With her arms stretched to maintain balance, Patience Mudundulu struggled to take a step forward. She mustered the courage, took a step and nearly fell over.
“That’s why you don’t drive drunk,” University of Nebraska-Lincoln police officer Aaron Pembleton said as he asked for the beer goggles back.
Mudundulu and about 150 other students took part in activities for National Collegiate Alcohol Awareness Week on Tuesday. Numerous booths were set up in front of Broyhill Fountain around noon, informing students about different aspects about alcohol. The event was sponsored by the University Health Center.
“We just want to raise awareness,” said Leah Wilmes, a graduate student in education and a peer educator with the health center.
Crysta Chalupa, a junior nutrition and health science major, also helped out at one of the booths. Chalupa said that the event’s message of risk reduction was a good way to communicate the dangers of alcohol. She said students ignore messages about alcohol from authority figures.
“It’s easier to relate,” Chalupa said. “They know that I’m not trying to tell them to stop.”
Wilmes handed out information about blood alcohol content and provided “mocktails” for people at the event. Wilmes said many first-time drinkers aren’t sure what a drink actually is, which leads to overdrinking. The health center provided models of each unit of alcohol: a shot glass, 4 ounces of wine and 12 ounces of beer.
University Police also provided a short obstacle course to show the difficulty of walking impaired. Students had to walk in a straight line, navigate several cones and throw a ball into a box wearing beer goggles. Pembleton routinely works with the health center to speak with students about drinking.

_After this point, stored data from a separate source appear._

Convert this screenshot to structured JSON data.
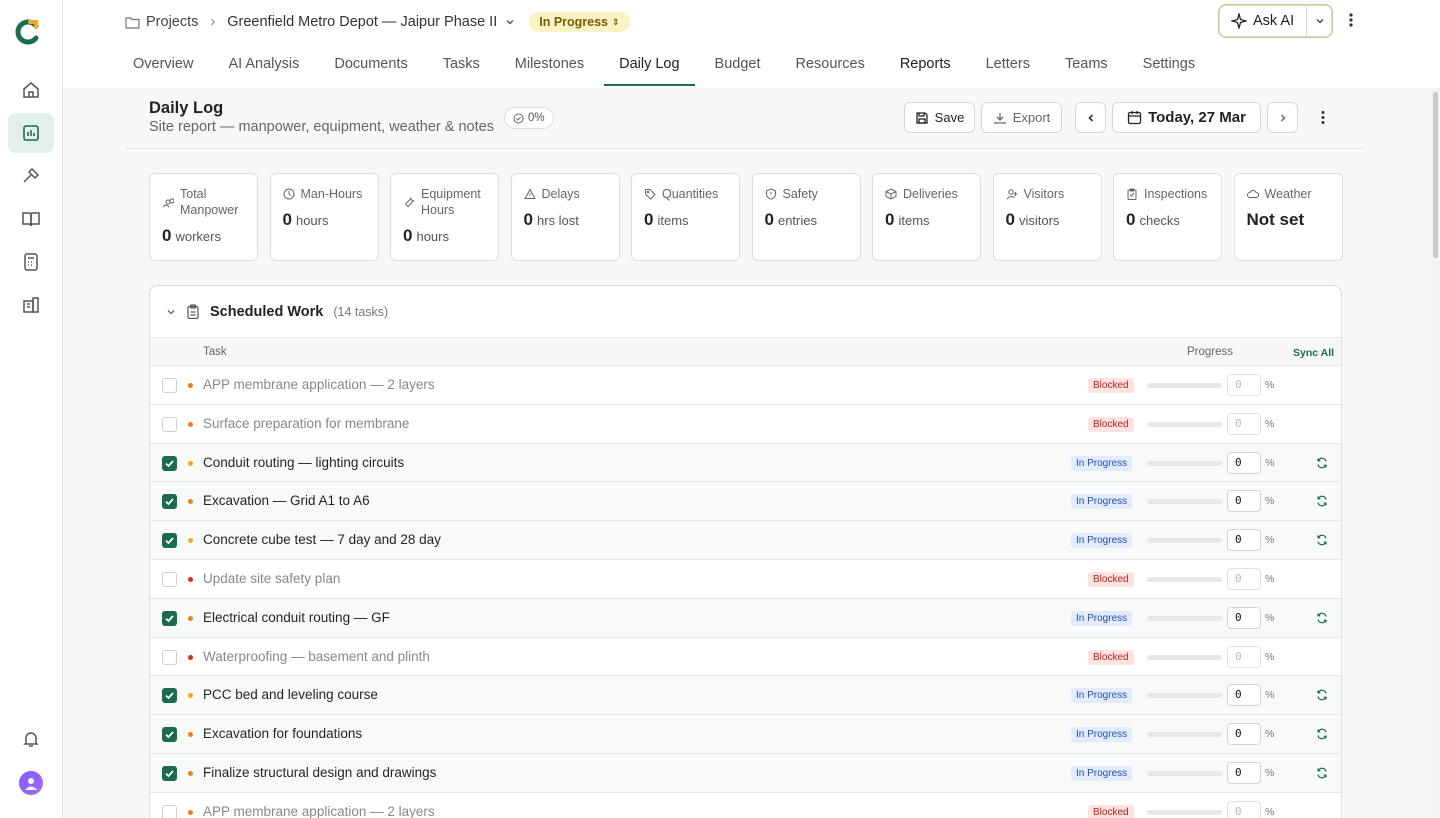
{
  "breadcrumb": {
    "root": "Projects",
    "project": "Greenfield Metro Depot — Jaipur Phase II",
    "status": "In Progress"
  },
  "header": {
    "ask_ai": "Ask AI"
  },
  "tabs": [
    {
      "label": "Overview"
    },
    {
      "label": "AI Analysis"
    },
    {
      "label": "Documents"
    },
    {
      "label": "Tasks"
    },
    {
      "label": "Milestones"
    },
    {
      "label": "Daily Log"
    },
    {
      "label": "Budget"
    },
    {
      "label": "Resources"
    },
    {
      "label": "Reports"
    },
    {
      "label": "Letters"
    },
    {
      "label": "Teams"
    },
    {
      "label": "Settings"
    }
  ],
  "page": {
    "title": "Daily Log",
    "subtitle": "Site report — manpower, equipment, weather & notes",
    "completion": "0%",
    "save": "Save",
    "export": "Export",
    "date": "Today, 27 Mar"
  },
  "stats": [
    {
      "label": "Total Manpower",
      "value": "0",
      "unit": "workers",
      "icon": "users-icon"
    },
    {
      "label": "Man-Hours",
      "value": "0",
      "unit": "hours",
      "icon": "clock-icon"
    },
    {
      "label": "Equipment Hours",
      "value": "0",
      "unit": "hours",
      "icon": "wrench-icon"
    },
    {
      "label": "Delays",
      "value": "0",
      "unit": "hrs lost",
      "icon": "warning-icon"
    },
    {
      "label": "Quantities",
      "value": "0",
      "unit": "items",
      "icon": "tag-icon"
    },
    {
      "label": "Safety",
      "value": "0",
      "unit": "entries",
      "icon": "shield-icon"
    },
    {
      "label": "Deliveries",
      "value": "0",
      "unit": "items",
      "icon": "package-icon"
    },
    {
      "label": "Visitors",
      "value": "0",
      "unit": "visitors",
      "icon": "user-plus-icon"
    },
    {
      "label": "Inspections",
      "value": "0",
      "unit": "checks",
      "icon": "clipboard-icon"
    },
    {
      "label": "Weather",
      "value": "Not set",
      "unit": "",
      "icon": "cloud-icon"
    }
  ],
  "scheduled": {
    "title": "Scheduled Work",
    "count": "(14 tasks)",
    "col_task": "Task",
    "col_progress": "Progress",
    "sync_all": "Sync All",
    "pct_sign": "%",
    "rows": [
      {
        "name": "APP membrane application — 2 layers",
        "status": "Blocked",
        "checked": false,
        "dot": "#f07b1d",
        "progress": "0",
        "fraction": 0
      },
      {
        "name": "Surface preparation for membrane",
        "status": "Blocked",
        "checked": false,
        "dot": "#f07b1d",
        "progress": "0",
        "fraction": 0
      },
      {
        "name": "Conduit routing — lighting circuits",
        "status": "In Progress",
        "checked": true,
        "dot": "#f0a81d",
        "progress": "0",
        "fraction": 0
      },
      {
        "name": "Excavation — Grid A1 to A6",
        "status": "In Progress",
        "checked": true,
        "dot": "#f07b1d",
        "progress": "0",
        "fraction": 0
      },
      {
        "name": "Concrete cube test — 7 day and 28 day",
        "status": "In Progress",
        "checked": true,
        "dot": "#f0a81d",
        "progress": "0",
        "fraction": 0
      },
      {
        "name": "Update site safety plan",
        "status": "Blocked",
        "checked": false,
        "dot": "#d92d20",
        "progress": "0",
        "fraction": 0
      },
      {
        "name": "Electrical conduit routing — GF",
        "status": "In Progress",
        "checked": true,
        "dot": "#f07b1d",
        "progress": "0",
        "fraction": 0
      },
      {
        "name": "Waterproofing — basement and plinth",
        "status": "Blocked",
        "checked": false,
        "dot": "#d92d20",
        "progress": "0",
        "fraction": 0
      },
      {
        "name": "PCC bed and leveling course",
        "status": "In Progress",
        "checked": true,
        "dot": "#f0a81d",
        "progress": "0",
        "fraction": 0
      },
      {
        "name": "Excavation for foundations",
        "status": "In Progress",
        "checked": true,
        "dot": "#f07b1d",
        "progress": "0",
        "fraction": 0
      },
      {
        "name": "Finalize structural design and drawings",
        "status": "In Progress",
        "checked": true,
        "dot": "#f07b1d",
        "progress": "0",
        "fraction": 0
      },
      {
        "name": "APP membrane application — 2 layers",
        "status": "Blocked",
        "checked": false,
        "dot": "#f07b1d",
        "progress": "0",
        "fraction": 0
      }
    ]
  }
}
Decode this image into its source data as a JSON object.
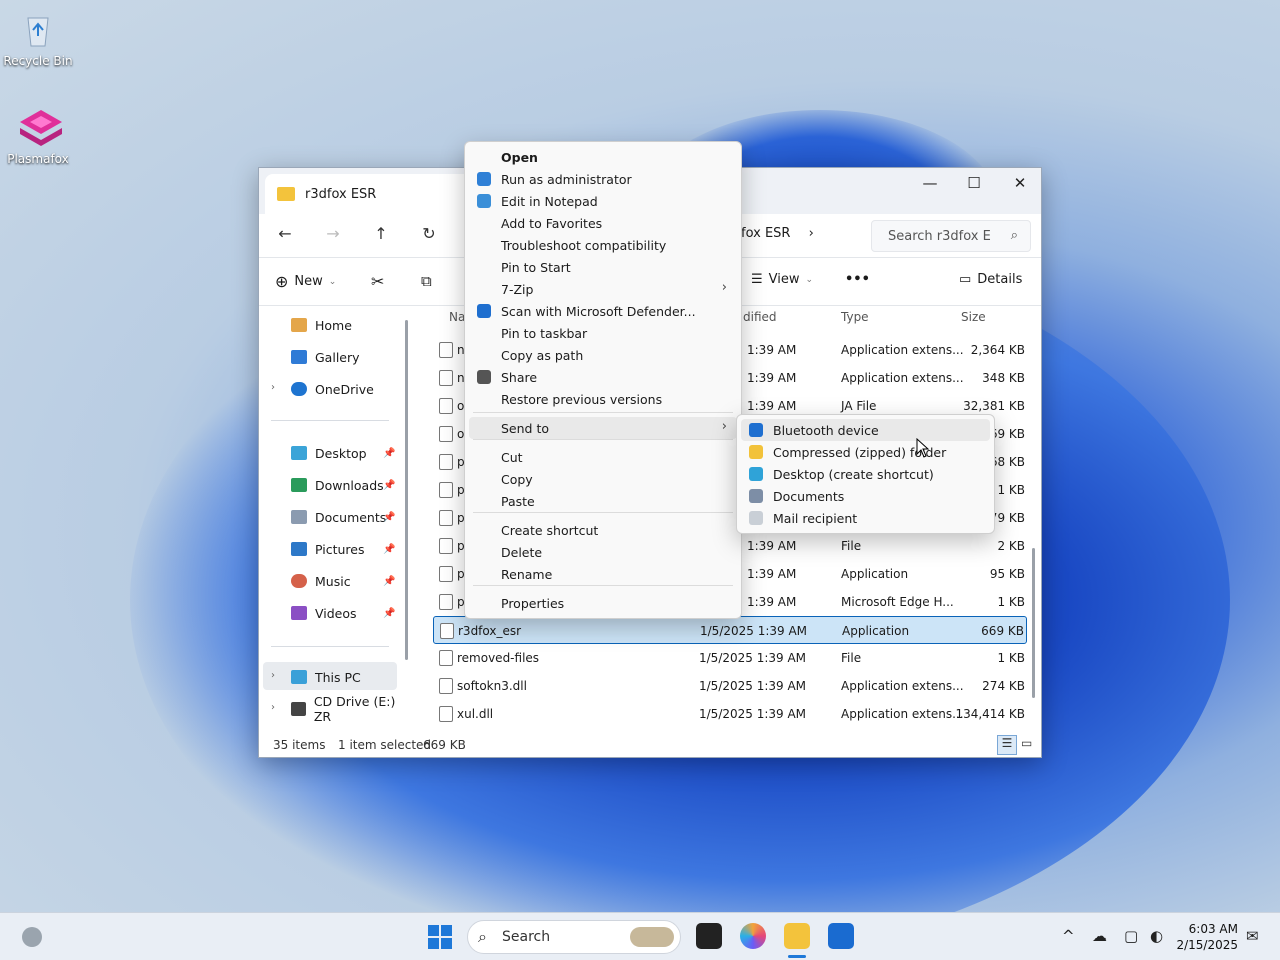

According to data from the University Police, there were 216 alcohol-related violations in 2011.
“I’ve never been drunk, but it was very difficult to walk,” Mudundulu said. “It shows you how dangerous it can be.”
Additionally, the University Health Center brought in the Beller Car — a vehicle that suffered extreme damages from a drunk driving accident that killed four people in 2002 near Albuquerque, N.M. The collision left the front half of the vehicle smashed inward, leaving only inches of space in the front seats. The car has traveled the nation as a physical representation of the dangers of drunken driving.
Mudundulu said the car was the most striking representation of what can happen.
“People die every other day,” Mudundulu said. “It’s really sad and can be prevented.”
Matt McKay, a DJ from KFRX, helped publicize the event during an on-site radio broadcast. McKay asked students in attendance to say a few words on-air about drinking.
“Don’t drink and drive or you’ll kill people,” McKay said.
McKay said he hoped most students would plan ahead if they choose to drink. He said students should designate a driver or have a number for a taxi company in their phones just in case.
“It’s a lot easier to plan before you go out instead of 2 in the morning,” McKay said.
The Nebraska Department of Roads also provided a drunken driving simulator for students. The driving simulator would slowly become less responsive, mimicking the difficulties of drunken driving. Once the driver had made a number of mistakes, the software displayed all of the traffic violations that had been made. DeWayne Taylor, a freshman general studies major, tried the simulator and failed a few minutes in.
“I thought I was doing OK, then I crashed into a tree,” Taylor said.